Release training and inference code of Divot-LLM.
Release training code of Divot.
Release de-tokenizer adaptation training code.
Introduction
We utilize the diffusion procedure to learn
a video tokenizer
in a self-supervised manner for unified comprehension and
generation, where the spatiotemporal representations serve as the
condition of a diffusion model to de-noise video clips.
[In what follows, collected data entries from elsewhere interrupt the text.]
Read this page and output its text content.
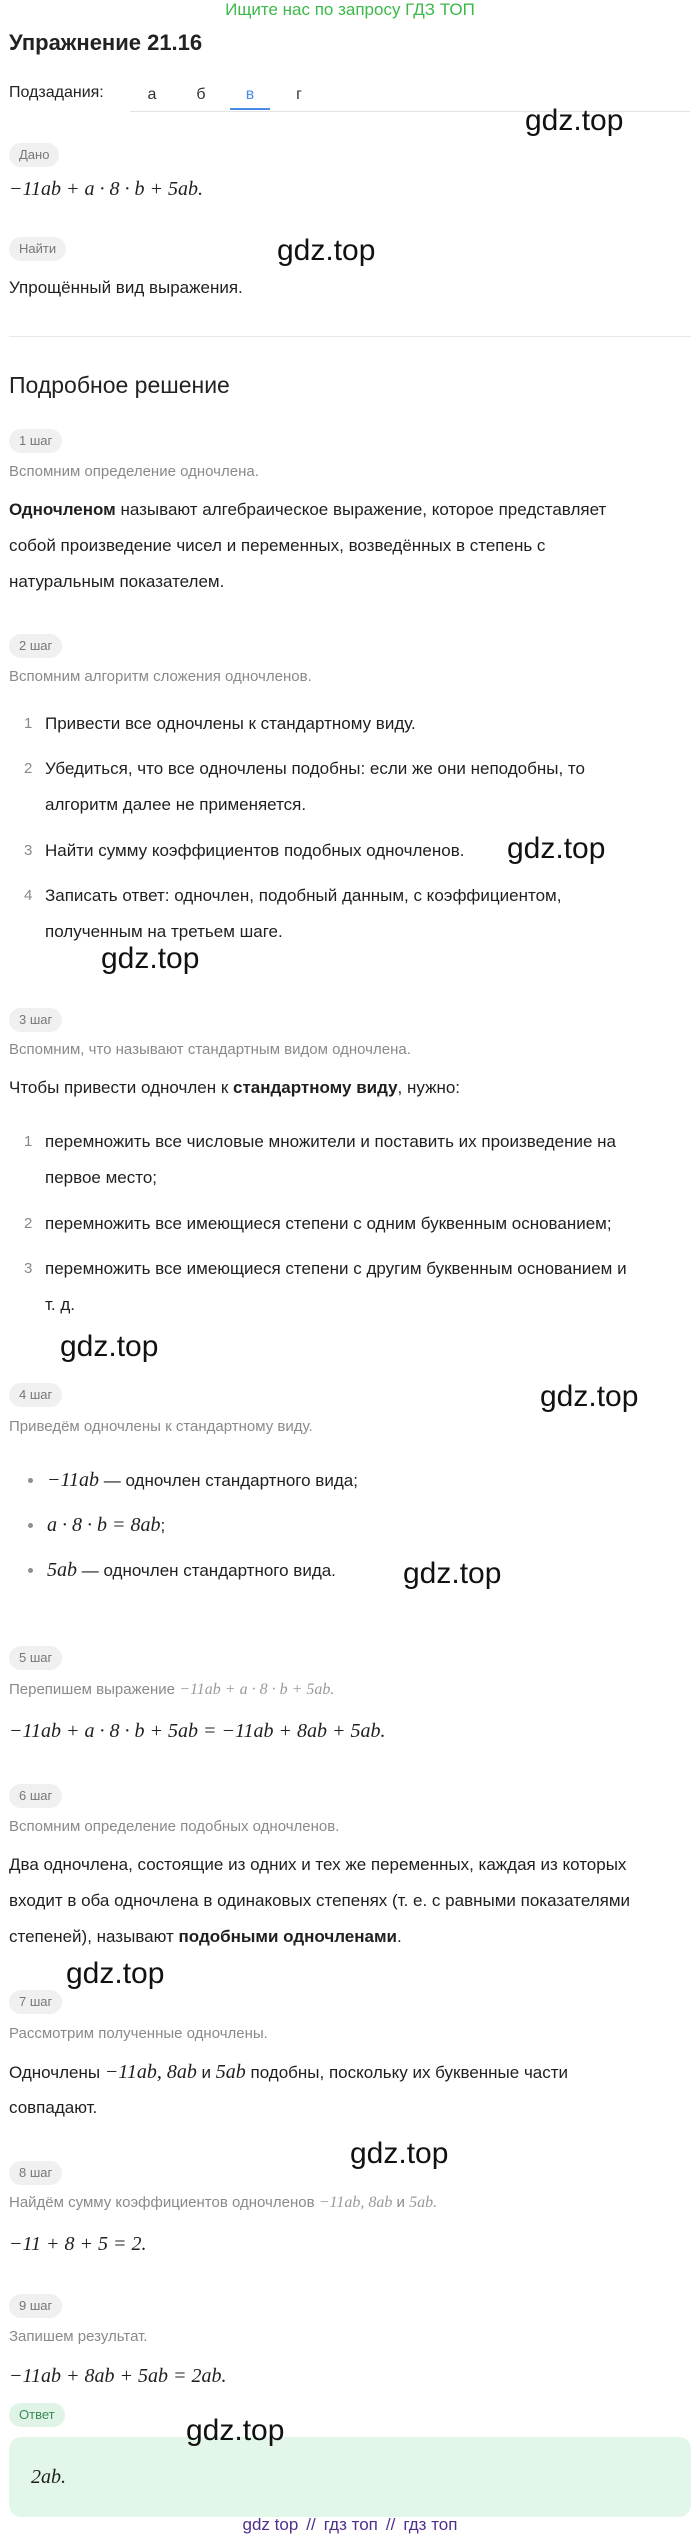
Ищите нас по запросу ГДЗ ТОП
Упражнение 21.16
Подзадания:	а	б	в	г
Дано
−11ab + a · 8 · b + 5ab.
Найти
Упрощённый вид выражения.
Подробное решение
1 шаг
Вспомним определение одночлена.
Одночленом называют алгебраическое выражение, которое представляет
собой произведение чисел и переменных, возведённых в степень с
натуральным показателем.
2 шаг
Вспомним алгоритм сложения одночленов.
1 Привести все одночлены к стандартному виду.
2 Убедиться, что все одночлены подобны: если же они неподобны, то
алгоритм далее не применяется.
3 Найти сумму коэффициентов подобных одночленов.
4 Записать ответ: одночлен, подобный данным, с коэффициентом,
полученным на третьем шаге.
3 шаг
Вспомним, что называют стандартным видом одночлена.
Чтобы привести одночлен к стандартному виду, нужно:
1 перемножить все числовые множители и поставить их произведение на
первое место;
2 перемножить все имеющиеся степени с одним буквенным основанием;
3 перемножить все имеющиеся степени с другим буквенным основанием и
т. д.
4 шаг
Приведём одночлены к стандартному виду.
−11ab — одночлен стандартного вида;
a · 8 · b = 8ab;
5ab — одночлен стандартного вида.
5 шаг
Перепишем выражение −11ab + a · 8 · b + 5ab.
−11ab + a · 8 · b + 5ab = −11ab + 8ab + 5ab.
6 шаг
Вспомним определение подобных одночленов.
Два одночлена, состоящие из одних и тех же переменных, каждая из которых
входит в оба одночлена в одинаковых степенях (т. е. с равными показателями
степеней), называют подобными одночленами.
7 шаг
Рассмотрим полученные одночлены.
Одночлены −11ab, 8ab и 5ab подобны, поскольку их буквенные части
совпадают.
8 шаг
Найдём сумму коэффициентов одночленов −11ab, 8ab и 5ab.
−11 + 8 + 5 = 2.
9 шаг
Запишем результат.
−11ab + 8ab + 5ab = 2ab.
Ответ
2ab.
gdz.top
gdz.top
gdz.top
gdz.top
gdz.top
gdz.top
gdz.top
gdz.top
gdz.top
gdz.top
gdz top // гдз топ // гдз топ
Additionally,
the proxy diffusion model functions as a
de-tokenizer
to decode
realistic video clips from the video representations.
After training the the Divot tokenizer, video features from the Divot tokenizer are fed into the LLM to perform next-word prediction for video comprehension, while learnable queries are input into the LLM to model the distributions of Divot features using
a Gaussian Mixture Model (GMM)
for video generation. During inference,
video features are sampled from the predicted GMM distribution to
decode videos using the de-tokenizer.
git clone https://github.com/TencentARC/Divot.git
cd Divot
pip install -r requirements.txt
Model Weights
We release the pretrained tokenizer and de-tokenizer, pre-trained and instruction-tuned Divot-LLM. Please download the checkpoints and save them under the folder
./pretrained
. For example,
./pretrained/Divot_tokenizer_detokenizer
.
Prepare the training data in the format of webdataset.
Run the following script.
sh scripts/train_Divot_pretrain_comp_gen.sh
Instruction-tuning
Download the checkpoints of pre-trained Divot tokenizer and Divot-LLM in
Divot
, and save them under the folder
./pretrained
.
Prepare the instruction data in the format of webdataset (for generation) and jsonl (for comprehension, where each line stores a dictionary used to specify the video_path, question, and answer).
Run the following script.
### For video comprehension
sh scripts/train_Divot_sft_comp.sh
### For video generation
sh scripts/train_Divot_sft_gen.sh
Inference with your own model
Obtain "pytorch_model.bin" with the following script.
cd train_output/sft_comp/checkpoint-xxxx
python3 zero_to_fp32.py . pytorch_model.bin
Merge your trained lora with the original LLM model using the following script.
python3 src/tools/merge_agent_lora_weight.py
Load your merged model in "mistral7b_merged_xxx" and and corresponding "agent" path, For example,
Divot huggingface.co is an AI model on huggingface.co that provides Divot's model effect (), which can be used instantly with this TencentARC Divot model. huggingface.co supports a free trial of the Divot model, and also provides paid use of the Divot. Support call Divot model through api, including Node.js, Python, http.
Divot huggingface.co is an online trial and call api platform, which integrates Divot's modeling effects, including api services, and provides a free online trial of Divot, you can try Divot online for free by clicking the link below.
TencentARC Divot online free url in huggingface.co:
Divot is an open source model from GitHub that offers a free installation service, and any user can find Divot on GitHub to install. At the same time, huggingface.co provides the effect of Divot install, users can directly use Divot installed effect in huggingface.co for debugging and trial. It also supports api for free installation.